Whyte is 27 and unbeaten in 16 fights, Joshua 26 and unbeaten in 14 fights. Whyte has watched his weight go up and down, has had to schlep all over Britain to get sparring and lived in a caravan with the Fury clan for a time. “They were good people, proper people,” Whyte insists.

Joshua has been in a cocoon since agreeing terms to fight professionally. He divides his time between the luxuries of the Matchroom gym in Essex and his old haunt in Sheffield, where he trained for the Olympics with the GB boxing coach, Robert McCracken. In Sheffield, where the GB squad is currently preparing for a crucial six months of Olympic qualifiers (so far not one boxer from Britain has secured a place in Rio), Joshua can relax. He might seem a bit cosmetic at times, but don’t imagine that makes him fake in any way.

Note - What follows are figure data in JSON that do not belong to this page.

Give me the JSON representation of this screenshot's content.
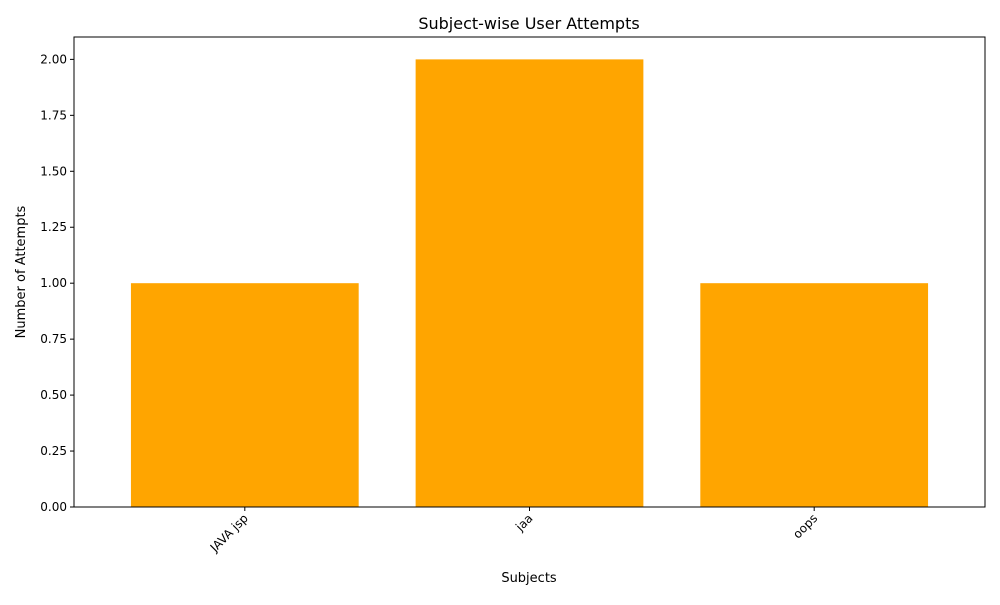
{
  "chart_data": {
    "type": "bar",
    "title": "Subject-wise User Attempts",
    "xlabel": "Subjects",
    "ylabel": "Number of Attempts",
    "categories": [
      "JAVA jsp",
      "jaa",
      "oops"
    ],
    "values": [
      1,
      2,
      1
    ],
    "ylim": [
      0,
      2.1
    ],
    "yticks": [
      "0.00",
      "0.25",
      "0.50",
      "0.75",
      "1.00",
      "1.25",
      "1.50",
      "1.75",
      "2.00"
    ],
    "bar_color": "#FFA500",
    "grid": false,
    "legend": "none"
  }
}
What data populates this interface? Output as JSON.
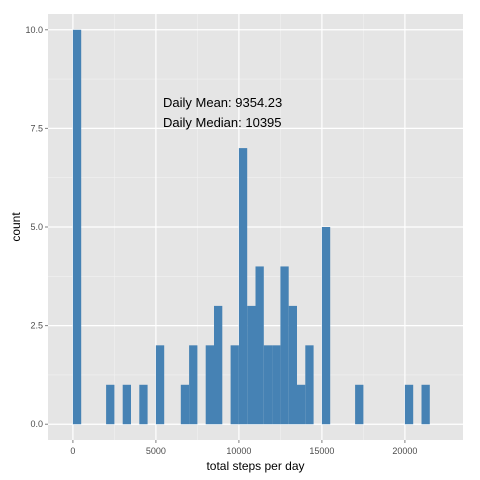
{
  "chart_data": {
    "type": "bar",
    "subtype": "histogram",
    "title": "",
    "xlabel": "total steps per day",
    "ylabel": "count",
    "xlim": [
      -1500,
      23500
    ],
    "ylim": [
      -0.4,
      10.4
    ],
    "x_ticks": [
      0,
      5000,
      10000,
      15000,
      20000
    ],
    "x_tick_labels": [
      "0",
      "5000",
      "10000",
      "15000",
      "20000"
    ],
    "y_ticks": [
      0,
      2.5,
      5,
      7.5,
      10
    ],
    "y_tick_labels": [
      "0.0",
      "2.5",
      "5.0",
      "7.5",
      "10.0"
    ],
    "grid": true,
    "bin_width": 500,
    "bins": [
      {
        "x_start": 0,
        "count": 10
      },
      {
        "x_start": 2000,
        "count": 1
      },
      {
        "x_start": 3000,
        "count": 1
      },
      {
        "x_start": 4000,
        "count": 1
      },
      {
        "x_start": 5000,
        "count": 2
      },
      {
        "x_start": 6500,
        "count": 1
      },
      {
        "x_start": 7000,
        "count": 2
      },
      {
        "x_start": 8000,
        "count": 2
      },
      {
        "x_start": 8500,
        "count": 3
      },
      {
        "x_start": 9500,
        "count": 2
      },
      {
        "x_start": 10000,
        "count": 7
      },
      {
        "x_start": 10500,
        "count": 3
      },
      {
        "x_start": 11000,
        "count": 4
      },
      {
        "x_start": 11500,
        "count": 2
      },
      {
        "x_start": 12000,
        "count": 2
      },
      {
        "x_start": 12500,
        "count": 4
      },
      {
        "x_start": 13000,
        "count": 3
      },
      {
        "x_start": 13500,
        "count": 1
      },
      {
        "x_start": 14000,
        "count": 2
      },
      {
        "x_start": 15000,
        "count": 5
      },
      {
        "x_start": 17000,
        "count": 1
      },
      {
        "x_start": 20000,
        "count": 1
      },
      {
        "x_start": 21000,
        "count": 1
      }
    ],
    "annotations": [
      "Daily Mean: 9354.23",
      "Daily Median: 10395"
    ],
    "colors": {
      "bar": "#4682b4",
      "panel_background": "#e5e5e5",
      "grid_major": "#ffffff",
      "grid_minor": "#f2f2f2",
      "tick_text": "#4d4d4d"
    }
  }
}
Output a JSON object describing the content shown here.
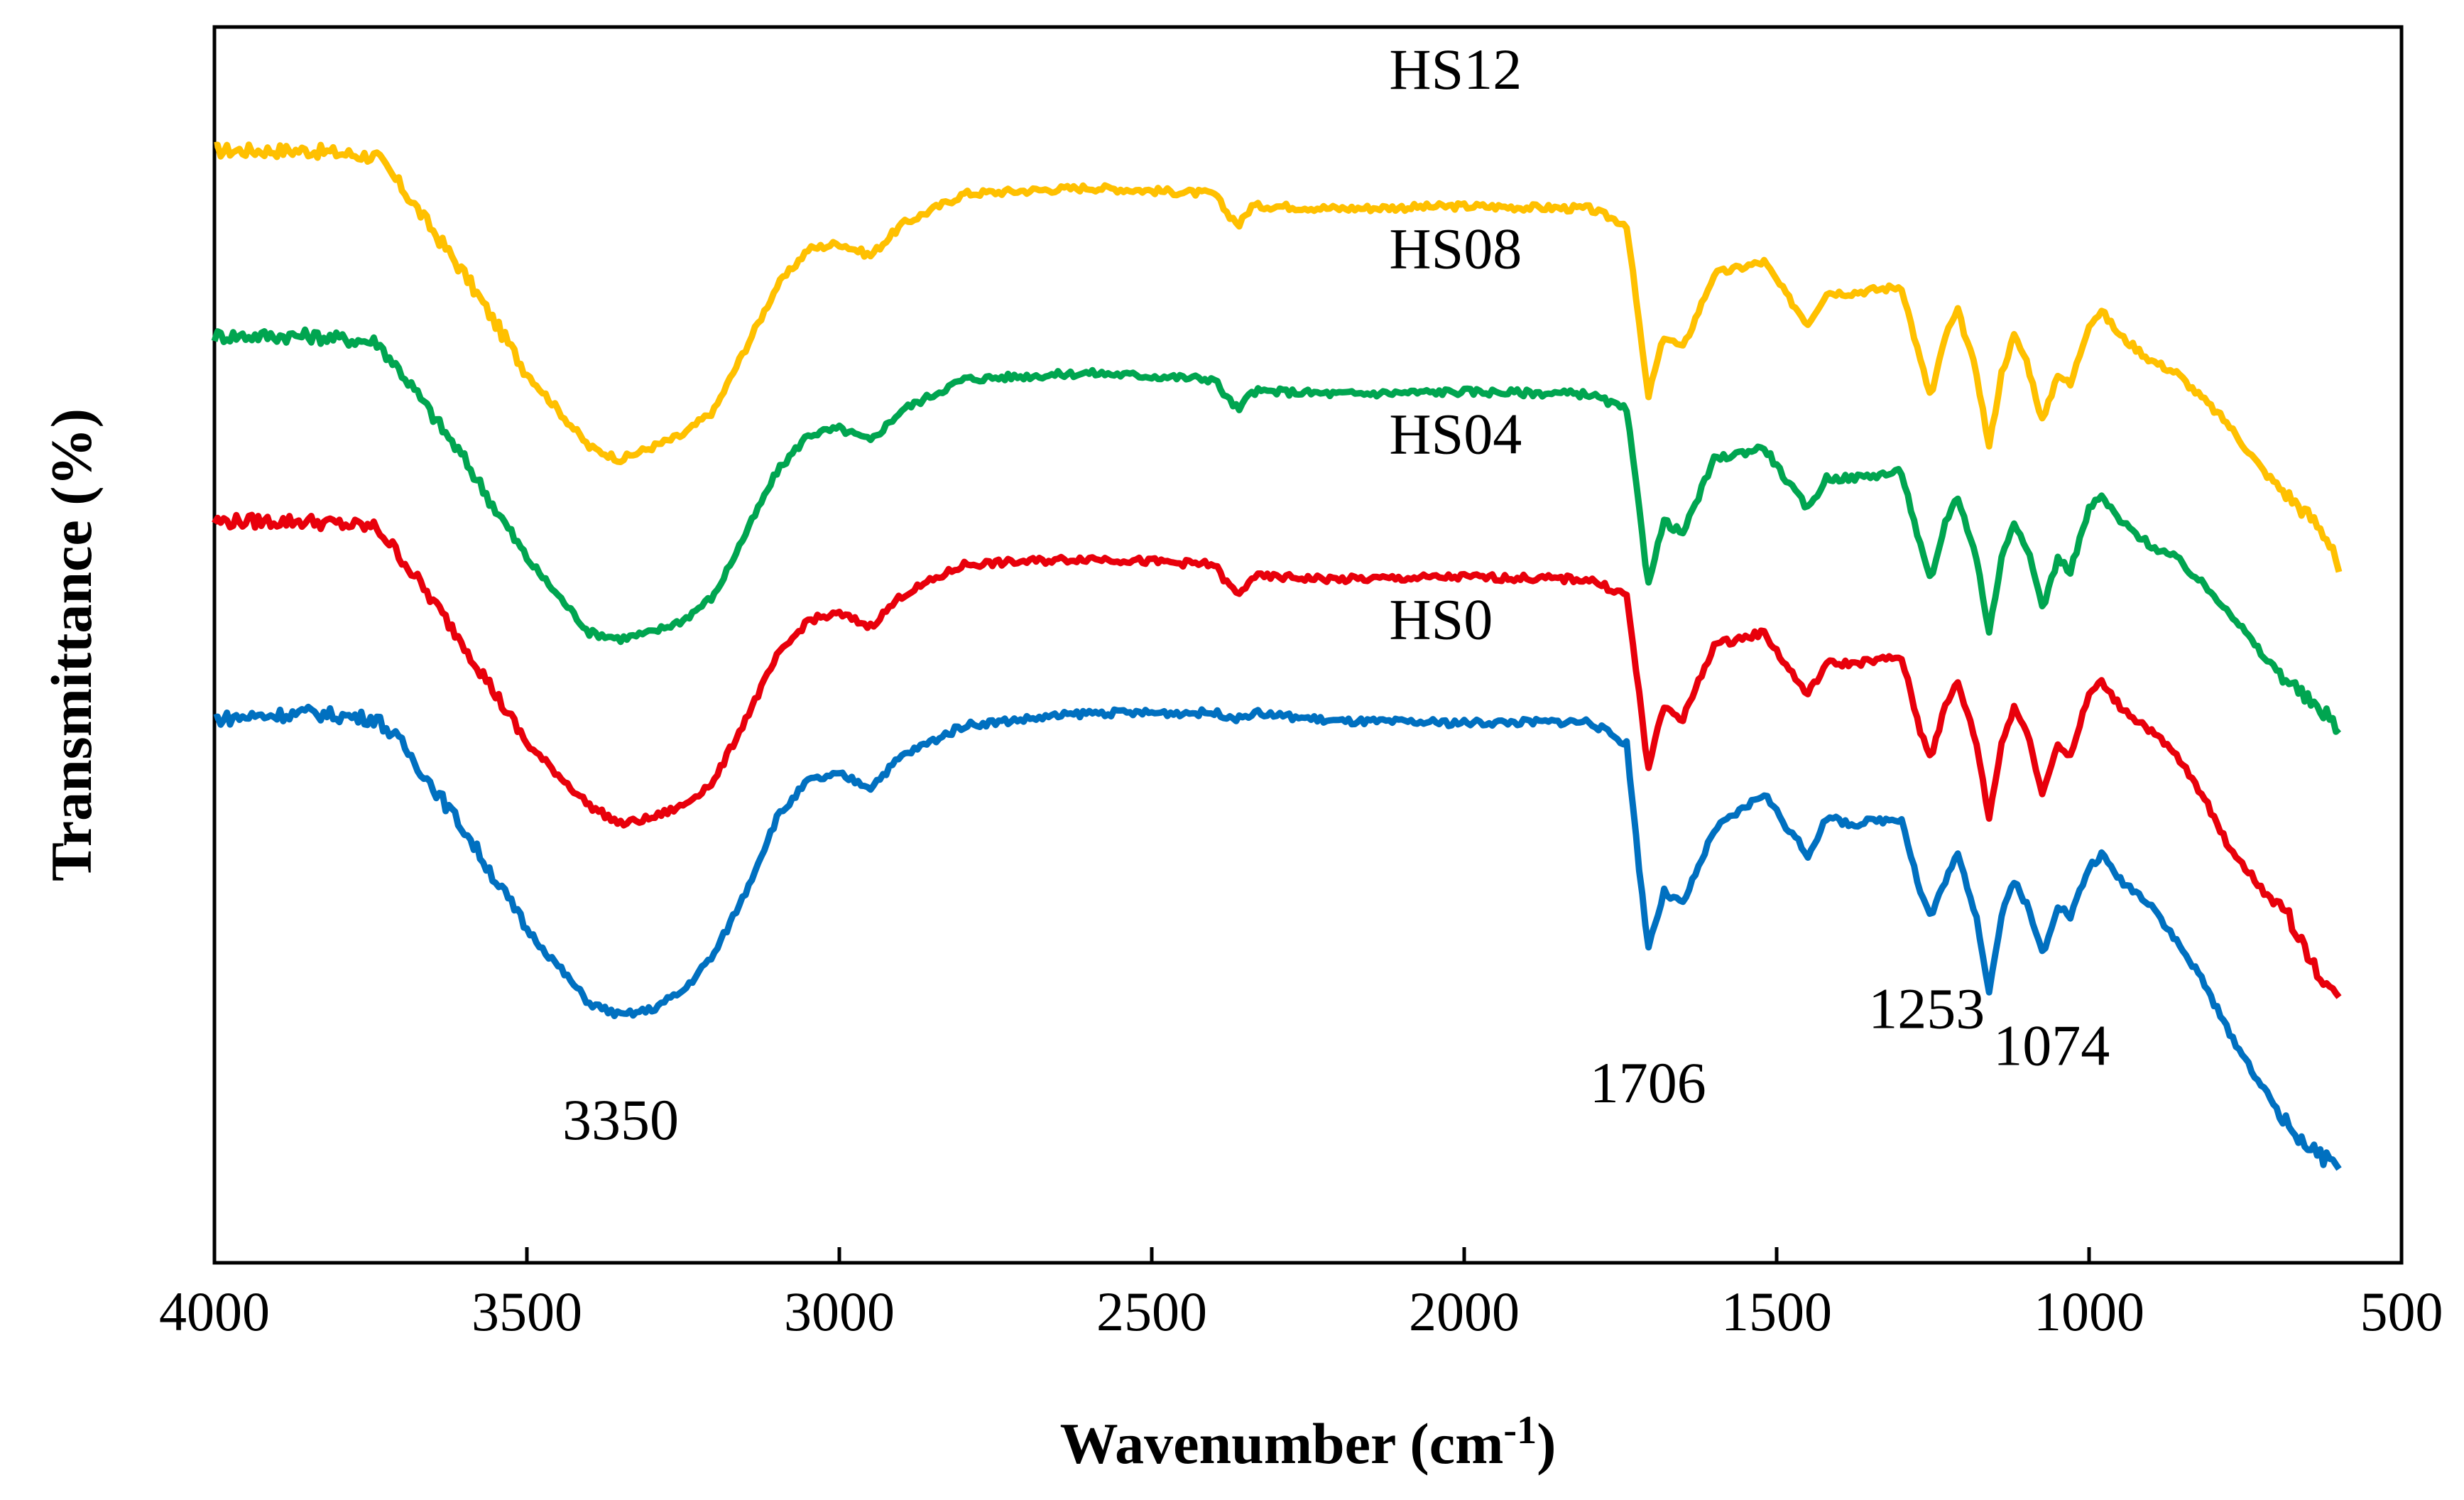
{
  "chart_data": {
    "type": "line",
    "title": "",
    "xlabel": "Wavenumber (cm",
    "xlabel_sup": "-1",
    "xlabel_end": ")",
    "ylabel": "Transmittance (%)",
    "xlim": [
      4000,
      500
    ],
    "x_reversed": true,
    "xticks": [
      4000,
      3500,
      3000,
      2500,
      2000,
      1500,
      1000,
      500
    ],
    "xtick_labels": [
      "4000",
      "3500",
      "3000",
      "2500",
      "2000",
      "1500",
      "1000",
      "500"
    ],
    "yticks_visible": false,
    "ylim": [
      0,
      100
    ],
    "grid": false,
    "legend": "inline labels",
    "series": [
      {
        "name": "HS12",
        "color": "#FFC000",
        "points": [
          [
            4000,
            90
          ],
          [
            3850,
            90
          ],
          [
            3740,
            89.5
          ],
          [
            3700,
            87
          ],
          [
            3600,
            80
          ],
          [
            3500,
            72
          ],
          [
            3400,
            66
          ],
          [
            3350,
            65
          ],
          [
            3300,
            66
          ],
          [
            3250,
            67
          ],
          [
            3200,
            69
          ],
          [
            3150,
            74
          ],
          [
            3100,
            79
          ],
          [
            3050,
            82
          ],
          [
            3000,
            82.5
          ],
          [
            2950,
            81.5
          ],
          [
            2900,
            84
          ],
          [
            2800,
            86.5
          ],
          [
            2600,
            87
          ],
          [
            2400,
            86.5
          ],
          [
            2380,
            85
          ],
          [
            2360,
            84
          ],
          [
            2340,
            85.5
          ],
          [
            2300,
            85.5
          ],
          [
            2200,
            85.3
          ],
          [
            2000,
            85.5
          ],
          [
            1800,
            85.3
          ],
          [
            1740,
            84
          ],
          [
            1720,
            76
          ],
          [
            1706,
            70
          ],
          [
            1680,
            75
          ],
          [
            1650,
            74
          ],
          [
            1600,
            80
          ],
          [
            1520,
            81
          ],
          [
            1480,
            78
          ],
          [
            1450,
            76
          ],
          [
            1420,
            78.5
          ],
          [
            1380,
            78.5
          ],
          [
            1300,
            79
          ],
          [
            1270,
            73
          ],
          [
            1253,
            70
          ],
          [
            1230,
            75
          ],
          [
            1210,
            77
          ],
          [
            1180,
            72
          ],
          [
            1160,
            66
          ],
          [
            1140,
            72
          ],
          [
            1120,
            75
          ],
          [
            1100,
            73
          ],
          [
            1074,
            68
          ],
          [
            1050,
            72
          ],
          [
            1030,
            71
          ],
          [
            1000,
            76
          ],
          [
            980,
            77
          ],
          [
            950,
            75
          ],
          [
            900,
            73
          ],
          [
            860,
            72
          ],
          [
            820,
            70
          ],
          [
            780,
            68
          ],
          [
            720,
            64
          ],
          [
            680,
            62
          ],
          [
            640,
            60
          ],
          [
            610,
            58
          ],
          [
            600,
            56
          ]
        ]
      },
      {
        "name": "HS08",
        "color": "#00A550",
        "points": [
          [
            4000,
            75
          ],
          [
            3850,
            75
          ],
          [
            3740,
            74.5
          ],
          [
            3700,
            72
          ],
          [
            3600,
            65
          ],
          [
            3500,
            57
          ],
          [
            3400,
            51
          ],
          [
            3350,
            50.5
          ],
          [
            3300,
            51
          ],
          [
            3250,
            52
          ],
          [
            3200,
            54
          ],
          [
            3150,
            59
          ],
          [
            3100,
            64
          ],
          [
            3050,
            67
          ],
          [
            3000,
            67.5
          ],
          [
            2950,
            66.5
          ],
          [
            2900,
            69
          ],
          [
            2800,
            71.5
          ],
          [
            2600,
            72
          ],
          [
            2400,
            71.5
          ],
          [
            2380,
            70
          ],
          [
            2360,
            69
          ],
          [
            2340,
            70.5
          ],
          [
            2300,
            70.5
          ],
          [
            2200,
            70.3
          ],
          [
            2000,
            70.5
          ],
          [
            1800,
            70.3
          ],
          [
            1740,
            69
          ],
          [
            1720,
            61
          ],
          [
            1706,
            55
          ],
          [
            1680,
            60
          ],
          [
            1650,
            59
          ],
          [
            1600,
            65
          ],
          [
            1520,
            66
          ],
          [
            1480,
            63
          ],
          [
            1450,
            61
          ],
          [
            1420,
            63.5
          ],
          [
            1380,
            63.5
          ],
          [
            1300,
            64
          ],
          [
            1270,
            58
          ],
          [
            1253,
            55
          ],
          [
            1230,
            60
          ],
          [
            1210,
            62
          ],
          [
            1180,
            57
          ],
          [
            1160,
            51
          ],
          [
            1140,
            57
          ],
          [
            1120,
            60
          ],
          [
            1100,
            58
          ],
          [
            1074,
            53
          ],
          [
            1050,
            57
          ],
          [
            1030,
            56
          ],
          [
            1000,
            61
          ],
          [
            980,
            62
          ],
          [
            950,
            60
          ],
          [
            900,
            58
          ],
          [
            860,
            57
          ],
          [
            820,
            55
          ],
          [
            780,
            53
          ],
          [
            720,
            49
          ],
          [
            680,
            47
          ],
          [
            640,
            45
          ],
          [
            610,
            44
          ],
          [
            600,
            43
          ]
        ]
      },
      {
        "name": "HS04",
        "color": "#E8000B",
        "points": [
          [
            4000,
            60
          ],
          [
            3850,
            60
          ],
          [
            3740,
            59.5
          ],
          [
            3700,
            57
          ],
          [
            3600,
            50
          ],
          [
            3500,
            42
          ],
          [
            3400,
            37
          ],
          [
            3350,
            35.5
          ],
          [
            3300,
            36
          ],
          [
            3250,
            37
          ],
          [
            3200,
            39
          ],
          [
            3150,
            44
          ],
          [
            3100,
            49
          ],
          [
            3050,
            52
          ],
          [
            3000,
            52.5
          ],
          [
            2950,
            51.5
          ],
          [
            2900,
            54
          ],
          [
            2800,
            56.5
          ],
          [
            2600,
            57
          ],
          [
            2400,
            56.5
          ],
          [
            2380,
            55
          ],
          [
            2360,
            54
          ],
          [
            2340,
            55.5
          ],
          [
            2300,
            55.5
          ],
          [
            2200,
            55.3
          ],
          [
            2000,
            55.5
          ],
          [
            1800,
            55.3
          ],
          [
            1740,
            54
          ],
          [
            1720,
            46
          ],
          [
            1706,
            40
          ],
          [
            1680,
            45
          ],
          [
            1650,
            44
          ],
          [
            1600,
            50
          ],
          [
            1520,
            51
          ],
          [
            1480,
            48
          ],
          [
            1450,
            46
          ],
          [
            1420,
            48.5
          ],
          [
            1380,
            48.5
          ],
          [
            1300,
            49
          ],
          [
            1270,
            43
          ],
          [
            1253,
            41
          ],
          [
            1230,
            45
          ],
          [
            1210,
            47
          ],
          [
            1180,
            42
          ],
          [
            1160,
            36
          ],
          [
            1140,
            42
          ],
          [
            1120,
            45
          ],
          [
            1100,
            43
          ],
          [
            1074,
            38
          ],
          [
            1050,
            42
          ],
          [
            1030,
            41
          ],
          [
            1000,
            46
          ],
          [
            980,
            47
          ],
          [
            950,
            45
          ],
          [
            900,
            43
          ],
          [
            860,
            41
          ],
          [
            820,
            38
          ],
          [
            780,
            34
          ],
          [
            720,
            30
          ],
          [
            680,
            28
          ],
          [
            640,
            24
          ],
          [
            610,
            22
          ],
          [
            600,
            21
          ]
        ]
      },
      {
        "name": "HS0",
        "color": "#0070C0",
        "points": [
          [
            4000,
            44
          ],
          [
            3850,
            44.5
          ],
          [
            3740,
            44
          ],
          [
            3700,
            42
          ],
          [
            3600,
            35
          ],
          [
            3500,
            27
          ],
          [
            3400,
            21
          ],
          [
            3350,
            20
          ],
          [
            3300,
            20.5
          ],
          [
            3250,
            22
          ],
          [
            3200,
            25
          ],
          [
            3150,
            30
          ],
          [
            3100,
            36
          ],
          [
            3050,
            39
          ],
          [
            3000,
            39.5
          ],
          [
            2950,
            38.5
          ],
          [
            2900,
            41
          ],
          [
            2800,
            43.5
          ],
          [
            2600,
            44.5
          ],
          [
            2400,
            44.5
          ],
          [
            2380,
            44.3
          ],
          [
            2360,
            44
          ],
          [
            2340,
            44.5
          ],
          [
            2300,
            44.3
          ],
          [
            2200,
            43.8
          ],
          [
            2000,
            43.7
          ],
          [
            1800,
            43.8
          ],
          [
            1740,
            42
          ],
          [
            1720,
            32
          ],
          [
            1706,
            25.5
          ],
          [
            1680,
            30
          ],
          [
            1650,
            29
          ],
          [
            1600,
            35
          ],
          [
            1520,
            38
          ],
          [
            1480,
            35
          ],
          [
            1450,
            33
          ],
          [
            1420,
            36
          ],
          [
            1380,
            35.5
          ],
          [
            1300,
            36
          ],
          [
            1270,
            30
          ],
          [
            1253,
            28
          ],
          [
            1230,
            31
          ],
          [
            1210,
            33
          ],
          [
            1180,
            28
          ],
          [
            1160,
            22
          ],
          [
            1140,
            28
          ],
          [
            1120,
            31
          ],
          [
            1100,
            29
          ],
          [
            1074,
            25
          ],
          [
            1050,
            29
          ],
          [
            1030,
            28
          ],
          [
            1000,
            32
          ],
          [
            980,
            33
          ],
          [
            950,
            31
          ],
          [
            900,
            29
          ],
          [
            860,
            26
          ],
          [
            820,
            23
          ],
          [
            780,
            19
          ],
          [
            720,
            14
          ],
          [
            680,
            11
          ],
          [
            640,
            9
          ],
          [
            610,
            8
          ],
          [
            600,
            8
          ]
        ]
      }
    ],
    "series_labels": [
      {
        "text": "HS12",
        "x": 2120,
        "y": 95
      },
      {
        "text": "HS08",
        "x": 2120,
        "y": 80.5
      },
      {
        "text": "HS04",
        "x": 2120,
        "y": 65.5
      },
      {
        "text": "HS0",
        "x": 2120,
        "y": 50.5
      }
    ],
    "annotations": [
      {
        "text": "3350",
        "x": 3350,
        "y": 10
      },
      {
        "text": "1706",
        "x": 1706,
        "y": 13
      },
      {
        "text": "1253",
        "x": 1260,
        "y": 19
      },
      {
        "text": "1074",
        "x": 1060,
        "y": 16
      }
    ]
  }
}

Tomorrow's fight will be the end of the comfort zone for Joshua, even if Whyte is bowled over in 60 seconds and especially if his sense deserts him and he goes toe-to-toe with his opponent in an honest brawl the sport deserves. The crucial learning curve for a fighter in any fight is not measured by time: a fighter learns through pressure, by not making mistakes, and through concentrating when a big fight starts. This is a big fight and the British heavyweight championship is just a fitting bauble attached to the victory jig of the winner.